Ce n’est pas sans avoir vécu intensément les mouvements et le chatoiement des vagues, écouté la plainte du vent et, plus rarement, le chant des baleines, observé les milliers d’oiseaux qui cherchent leur pitance et se jouent des masses d’air, joui des lumières sans cesse changeantes du ciel et de la mer. C’est ce récit d’observations méditatives qui fait le sel de ce livre – un grand livre de marin. Tout ce qui occupe en général les récits de voyage, ces détails minutieux de la préparation, des réparations et des opérations, est ici réduit à sa plus simple expression. En revanche, l’auteur est ouvert à tout ce qui survient, pétrel cul blanc ou albatros à sourcils noirs (rarissime à ces latitudes), requins, dauphins, rorquals, ondes concentriques des gouttes de pluie sur une mer d’huile ou crêtes échevelées d’embruns aussi aigus que des dents. « Plus on regarde, plus on voit » (p.42), dit ce marin à l’opposé des hommes pressés que la civilisation produit.

Il est sensible à cette force qui va, sans autre but qu’elle-même, de la vague et du vent, des masses d’eau emportées de courants, des masses d’airs perturbées de pressions. « Cette bourrasque (…) est arrivée sans retenue, toute neuve et gonflée d’une splendide joie de vivre » p.98 – les derniers mots en français dans le texte. Il va jusqu’à noter sur une portée musicale, dans son carnet de bord p.134, la tonalité de son murmure incessant. « La mer était formée de vagues qui se développaient sur des vagues qui s’étaient elles-mêmes développées sur des vagues », dit-il encore p.101. Et à attraper l’œil du peintre : « Les innombrables jeux de lumière, créés par la diffraction et par l’agitation liquide, se diffusaient dans une infinité de bulles minuscules, de mousse et d’air momentanément emprisonné, et ils rendaient la mer d’un vert presque blanc, d’un vert émeraude et parfois, c’était le plus beau, d’un vert glacé translucide » p.123.

4100 milles plus tard, il boucle la boucle, de retour à Plymouth. De quoi passer l’hiver à réparer, améliorer et songer à un nouveau voyage.

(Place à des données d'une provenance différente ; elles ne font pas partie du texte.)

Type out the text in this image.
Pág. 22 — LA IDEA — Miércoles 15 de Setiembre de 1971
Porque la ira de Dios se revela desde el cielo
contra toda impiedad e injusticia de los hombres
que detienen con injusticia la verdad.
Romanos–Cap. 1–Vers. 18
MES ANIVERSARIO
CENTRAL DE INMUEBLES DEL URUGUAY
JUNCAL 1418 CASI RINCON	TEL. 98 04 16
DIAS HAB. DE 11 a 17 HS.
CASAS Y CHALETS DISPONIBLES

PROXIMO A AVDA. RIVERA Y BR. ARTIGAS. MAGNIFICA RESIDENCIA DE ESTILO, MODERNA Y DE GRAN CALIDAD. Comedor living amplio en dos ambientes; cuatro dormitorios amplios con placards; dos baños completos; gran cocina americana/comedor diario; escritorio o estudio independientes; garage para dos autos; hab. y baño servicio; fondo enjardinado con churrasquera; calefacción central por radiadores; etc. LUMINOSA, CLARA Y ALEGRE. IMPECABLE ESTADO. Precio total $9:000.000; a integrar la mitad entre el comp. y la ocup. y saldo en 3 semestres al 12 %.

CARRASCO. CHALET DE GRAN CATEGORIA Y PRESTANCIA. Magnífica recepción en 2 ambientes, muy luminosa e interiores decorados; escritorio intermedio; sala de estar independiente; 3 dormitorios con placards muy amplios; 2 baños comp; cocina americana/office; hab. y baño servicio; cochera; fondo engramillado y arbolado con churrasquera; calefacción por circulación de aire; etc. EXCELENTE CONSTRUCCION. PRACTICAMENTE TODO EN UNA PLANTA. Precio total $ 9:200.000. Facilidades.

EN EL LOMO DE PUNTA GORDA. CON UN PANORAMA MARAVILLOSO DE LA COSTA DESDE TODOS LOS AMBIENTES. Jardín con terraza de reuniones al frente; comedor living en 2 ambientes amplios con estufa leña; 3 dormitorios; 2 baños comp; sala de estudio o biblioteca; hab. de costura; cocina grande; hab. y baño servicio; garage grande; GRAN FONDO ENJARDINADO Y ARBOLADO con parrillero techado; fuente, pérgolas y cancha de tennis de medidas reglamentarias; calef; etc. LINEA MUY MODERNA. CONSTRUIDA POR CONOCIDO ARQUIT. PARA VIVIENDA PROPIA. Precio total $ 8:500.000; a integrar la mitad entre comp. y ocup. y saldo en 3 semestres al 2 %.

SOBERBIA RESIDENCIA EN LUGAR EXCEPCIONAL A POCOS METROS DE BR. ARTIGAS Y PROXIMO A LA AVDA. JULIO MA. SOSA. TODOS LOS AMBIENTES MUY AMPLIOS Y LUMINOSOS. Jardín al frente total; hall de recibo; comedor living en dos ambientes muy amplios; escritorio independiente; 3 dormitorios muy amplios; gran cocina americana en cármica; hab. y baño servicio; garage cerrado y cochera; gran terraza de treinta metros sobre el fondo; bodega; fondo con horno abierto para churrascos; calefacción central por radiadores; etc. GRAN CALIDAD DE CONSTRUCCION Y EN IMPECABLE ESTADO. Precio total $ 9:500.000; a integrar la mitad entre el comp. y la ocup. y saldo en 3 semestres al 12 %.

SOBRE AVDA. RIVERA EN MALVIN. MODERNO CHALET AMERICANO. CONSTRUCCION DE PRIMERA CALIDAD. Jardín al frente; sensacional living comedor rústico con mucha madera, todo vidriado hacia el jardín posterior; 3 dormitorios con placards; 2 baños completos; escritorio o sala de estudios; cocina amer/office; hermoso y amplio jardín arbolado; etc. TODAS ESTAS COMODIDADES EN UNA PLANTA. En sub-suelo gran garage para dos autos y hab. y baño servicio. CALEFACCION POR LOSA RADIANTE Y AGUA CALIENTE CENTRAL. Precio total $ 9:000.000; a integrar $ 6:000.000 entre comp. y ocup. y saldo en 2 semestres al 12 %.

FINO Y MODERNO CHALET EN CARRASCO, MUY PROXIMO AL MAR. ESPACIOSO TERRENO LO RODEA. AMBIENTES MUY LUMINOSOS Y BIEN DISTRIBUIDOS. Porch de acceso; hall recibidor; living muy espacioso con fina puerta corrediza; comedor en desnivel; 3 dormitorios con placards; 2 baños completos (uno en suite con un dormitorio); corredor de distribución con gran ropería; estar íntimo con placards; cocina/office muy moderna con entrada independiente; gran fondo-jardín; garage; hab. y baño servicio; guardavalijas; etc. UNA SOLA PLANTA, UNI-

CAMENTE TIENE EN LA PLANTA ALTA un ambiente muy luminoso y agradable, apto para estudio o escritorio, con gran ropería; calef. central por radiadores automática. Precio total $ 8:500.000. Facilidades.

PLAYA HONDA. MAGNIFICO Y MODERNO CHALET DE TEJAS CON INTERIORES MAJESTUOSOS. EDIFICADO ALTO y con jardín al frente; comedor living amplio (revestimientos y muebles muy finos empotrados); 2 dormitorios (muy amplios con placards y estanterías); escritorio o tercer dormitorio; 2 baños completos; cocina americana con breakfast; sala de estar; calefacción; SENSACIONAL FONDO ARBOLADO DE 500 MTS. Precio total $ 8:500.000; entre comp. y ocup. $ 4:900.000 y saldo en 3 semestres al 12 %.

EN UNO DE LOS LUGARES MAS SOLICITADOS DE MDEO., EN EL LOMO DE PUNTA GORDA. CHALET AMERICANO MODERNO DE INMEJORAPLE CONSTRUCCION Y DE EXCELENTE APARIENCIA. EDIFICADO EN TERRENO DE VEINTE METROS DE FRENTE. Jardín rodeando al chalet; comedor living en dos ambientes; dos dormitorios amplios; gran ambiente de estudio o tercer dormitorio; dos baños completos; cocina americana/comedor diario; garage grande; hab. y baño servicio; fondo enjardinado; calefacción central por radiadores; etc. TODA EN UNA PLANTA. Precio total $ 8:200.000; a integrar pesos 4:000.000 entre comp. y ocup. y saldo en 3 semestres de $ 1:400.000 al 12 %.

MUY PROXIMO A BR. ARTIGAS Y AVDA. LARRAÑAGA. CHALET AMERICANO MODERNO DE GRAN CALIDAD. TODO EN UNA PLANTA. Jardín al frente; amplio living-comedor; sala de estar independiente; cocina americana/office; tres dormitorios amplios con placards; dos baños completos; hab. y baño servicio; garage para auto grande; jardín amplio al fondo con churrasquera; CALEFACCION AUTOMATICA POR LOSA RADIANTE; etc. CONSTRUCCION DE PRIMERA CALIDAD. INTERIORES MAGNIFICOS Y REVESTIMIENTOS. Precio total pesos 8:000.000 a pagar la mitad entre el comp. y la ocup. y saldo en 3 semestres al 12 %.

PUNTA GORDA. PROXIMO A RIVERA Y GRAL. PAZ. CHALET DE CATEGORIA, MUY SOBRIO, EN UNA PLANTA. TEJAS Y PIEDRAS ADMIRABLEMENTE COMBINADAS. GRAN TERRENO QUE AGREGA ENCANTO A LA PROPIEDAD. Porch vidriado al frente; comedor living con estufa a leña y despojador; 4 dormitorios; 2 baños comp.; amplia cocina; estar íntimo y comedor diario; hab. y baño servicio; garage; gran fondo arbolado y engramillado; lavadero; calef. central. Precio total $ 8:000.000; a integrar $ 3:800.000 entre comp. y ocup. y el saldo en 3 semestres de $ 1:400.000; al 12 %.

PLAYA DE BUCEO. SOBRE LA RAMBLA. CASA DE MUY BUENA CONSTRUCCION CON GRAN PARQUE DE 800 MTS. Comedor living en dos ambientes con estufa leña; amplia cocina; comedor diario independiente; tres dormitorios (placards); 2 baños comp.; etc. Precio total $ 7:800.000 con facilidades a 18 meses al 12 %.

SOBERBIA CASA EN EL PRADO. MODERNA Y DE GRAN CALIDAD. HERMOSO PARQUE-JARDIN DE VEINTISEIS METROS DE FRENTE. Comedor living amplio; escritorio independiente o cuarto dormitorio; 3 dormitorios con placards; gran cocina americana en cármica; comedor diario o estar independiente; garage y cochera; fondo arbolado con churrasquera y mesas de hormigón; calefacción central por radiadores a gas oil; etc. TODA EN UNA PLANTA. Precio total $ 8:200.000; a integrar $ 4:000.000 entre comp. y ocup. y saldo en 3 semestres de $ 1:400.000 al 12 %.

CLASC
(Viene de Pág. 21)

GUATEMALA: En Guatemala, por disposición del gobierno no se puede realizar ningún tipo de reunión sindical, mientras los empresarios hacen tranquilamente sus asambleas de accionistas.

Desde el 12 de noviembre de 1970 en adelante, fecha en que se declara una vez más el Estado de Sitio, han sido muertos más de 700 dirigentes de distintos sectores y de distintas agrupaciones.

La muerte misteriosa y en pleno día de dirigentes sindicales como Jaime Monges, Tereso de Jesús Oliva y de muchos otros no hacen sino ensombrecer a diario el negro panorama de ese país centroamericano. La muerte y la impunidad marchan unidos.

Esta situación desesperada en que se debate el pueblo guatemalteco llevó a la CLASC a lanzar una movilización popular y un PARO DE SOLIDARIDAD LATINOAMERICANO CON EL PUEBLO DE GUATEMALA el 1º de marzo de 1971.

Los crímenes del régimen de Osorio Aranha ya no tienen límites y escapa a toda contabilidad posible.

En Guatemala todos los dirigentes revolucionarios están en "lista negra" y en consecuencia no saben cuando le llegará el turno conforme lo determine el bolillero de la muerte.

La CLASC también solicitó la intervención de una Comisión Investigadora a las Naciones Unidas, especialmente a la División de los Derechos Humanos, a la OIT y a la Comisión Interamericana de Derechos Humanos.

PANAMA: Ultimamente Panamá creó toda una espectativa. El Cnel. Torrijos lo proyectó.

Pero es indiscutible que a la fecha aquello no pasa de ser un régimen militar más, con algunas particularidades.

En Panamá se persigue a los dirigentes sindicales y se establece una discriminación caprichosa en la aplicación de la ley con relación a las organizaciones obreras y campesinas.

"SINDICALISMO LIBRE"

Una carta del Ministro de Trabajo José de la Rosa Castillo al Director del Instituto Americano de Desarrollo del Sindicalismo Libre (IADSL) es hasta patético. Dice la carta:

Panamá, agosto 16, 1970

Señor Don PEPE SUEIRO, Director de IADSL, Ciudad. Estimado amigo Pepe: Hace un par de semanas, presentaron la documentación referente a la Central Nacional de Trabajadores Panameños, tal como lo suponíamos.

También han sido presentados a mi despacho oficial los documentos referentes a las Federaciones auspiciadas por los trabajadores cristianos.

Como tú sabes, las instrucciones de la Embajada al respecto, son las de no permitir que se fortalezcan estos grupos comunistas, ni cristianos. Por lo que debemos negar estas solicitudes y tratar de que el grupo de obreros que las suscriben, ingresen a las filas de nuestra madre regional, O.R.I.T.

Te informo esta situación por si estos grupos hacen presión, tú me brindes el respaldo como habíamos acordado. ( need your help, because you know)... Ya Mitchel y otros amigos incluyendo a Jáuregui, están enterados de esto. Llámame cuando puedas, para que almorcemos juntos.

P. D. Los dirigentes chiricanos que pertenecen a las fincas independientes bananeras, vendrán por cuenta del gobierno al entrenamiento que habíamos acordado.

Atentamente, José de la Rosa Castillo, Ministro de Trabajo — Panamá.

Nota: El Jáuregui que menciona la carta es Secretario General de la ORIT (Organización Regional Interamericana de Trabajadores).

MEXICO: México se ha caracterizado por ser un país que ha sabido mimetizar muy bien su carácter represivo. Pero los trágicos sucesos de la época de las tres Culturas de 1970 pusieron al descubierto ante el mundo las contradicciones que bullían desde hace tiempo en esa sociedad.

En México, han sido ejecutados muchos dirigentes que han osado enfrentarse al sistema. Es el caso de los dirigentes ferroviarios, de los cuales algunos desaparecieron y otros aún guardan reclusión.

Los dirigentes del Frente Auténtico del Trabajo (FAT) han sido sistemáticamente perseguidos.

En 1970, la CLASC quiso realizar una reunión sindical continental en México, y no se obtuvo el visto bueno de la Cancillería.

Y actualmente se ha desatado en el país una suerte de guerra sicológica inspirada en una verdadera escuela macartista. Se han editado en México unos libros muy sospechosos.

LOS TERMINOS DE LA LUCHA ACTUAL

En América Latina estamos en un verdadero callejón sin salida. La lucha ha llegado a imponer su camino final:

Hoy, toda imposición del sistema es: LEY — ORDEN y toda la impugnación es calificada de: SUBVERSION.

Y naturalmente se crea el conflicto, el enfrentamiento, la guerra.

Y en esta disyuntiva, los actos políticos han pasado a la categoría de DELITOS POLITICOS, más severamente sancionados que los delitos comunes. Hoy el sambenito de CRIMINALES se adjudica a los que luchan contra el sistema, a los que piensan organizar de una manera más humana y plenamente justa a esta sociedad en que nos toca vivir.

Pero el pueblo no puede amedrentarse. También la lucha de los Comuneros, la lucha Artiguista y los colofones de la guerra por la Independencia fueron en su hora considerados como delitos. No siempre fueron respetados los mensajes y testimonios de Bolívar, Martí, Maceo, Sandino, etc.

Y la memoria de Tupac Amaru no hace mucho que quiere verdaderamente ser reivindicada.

roger taylor bateau mingming

C’est le propos de Montagnes de nous emporter vers le Spitzberg depuis le nord de l’Écosse, via l’île Jan Mayen. Le lecteur peut se croire chez Jules Verne, grand marin lui aussi, amoureux de la liberté du grand large en son siècle conquis par la machine. Roger Taylor vise les 80° de latitude Nord, aux confins d’un doigt étiré que le Gulf Stream parvient à enfoncer dans les glaces polaires envahissantes. « La fin de l’eau libre au bout de la terre », traduit-il p.153. Il retrouve avec bonheur « la délicieuse solitude du navigateur solitaire, une solitude ouverte, accueillante, qui devient en elle-même la meilleure des compagnes » p.185. D’autant qu’il n’est pas seul : toute une bande de dauphins pilotes fonceurs, un troupeau placide de baleines à bosse, un puissant rorqual boréal, puis le ballet des sternes arctiques, labbes pomarin charnus, mouettes tridactyles, guillemots de Brünnich – et même une bergeronnette égarée qui va mourir – peuplent de vie l’univers pélagique.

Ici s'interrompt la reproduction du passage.